Alfredo Blasquez – The Beach of the Lost Toys 

© Alfredo Blasquez

LOCATION: Outdoor exhibition at the Halvmånen beach MAP

 

For most of human time, toys have been crafted using natural materials such as wood, seeds, clay, bones or stones. With the advent of plastic, which can be moulded into infinite shapes, this process was transformed so thoroughly that plastic is currently used in more than 90% of toys produced at an industrial level.

All these durable toys, after a short period of useful life, continue to exist, ending up in landfills, incinerated or abandoned in the environment. Some find their way to the ocean where they navigate marine currents to be washed up on the world’s shores.

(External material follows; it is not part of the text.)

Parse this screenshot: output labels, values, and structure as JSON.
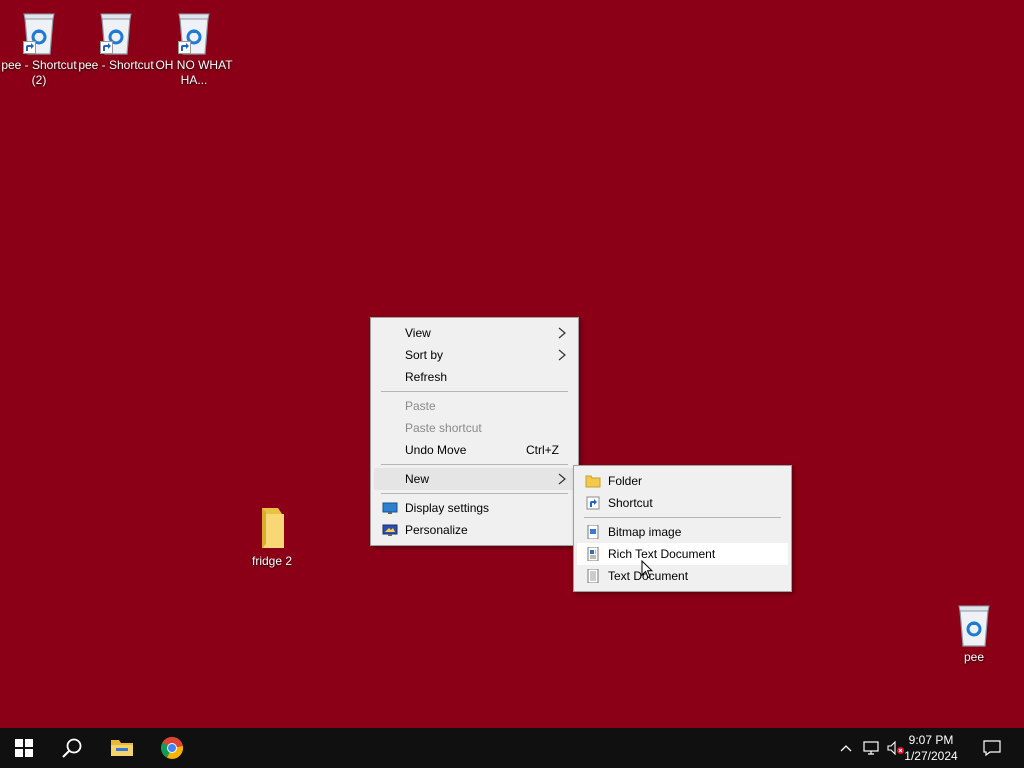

Between 2013 and 2019, Alfredo Blasquez carried out several projects recovering and recycling marine litter from numerous Mexican beaches on both the Pacific and the Caribbean shores. Amid tons of rubbish, toys in particular caught his attention – he imagined they could be regarded as archaeological objects from the Plastic Age. Alfredo’s son Miguel had a strong emotional reaction to the toys, inspiring Alfredo and Miguel to instill them with a new life. As well as collecting and photographing each new discovery, Blasquez made a record with an open hypothesis as to what the toys reveal about 21st-century humans.

© Alfredo Blasquez

Alfredo Blasquez is a visual artist, photographer and editor from Mexico. His work has been related to sustainability and education issues. For more than ten years he has been involved in plastic recovery and recycling initiatives in coastal communities in Mexico.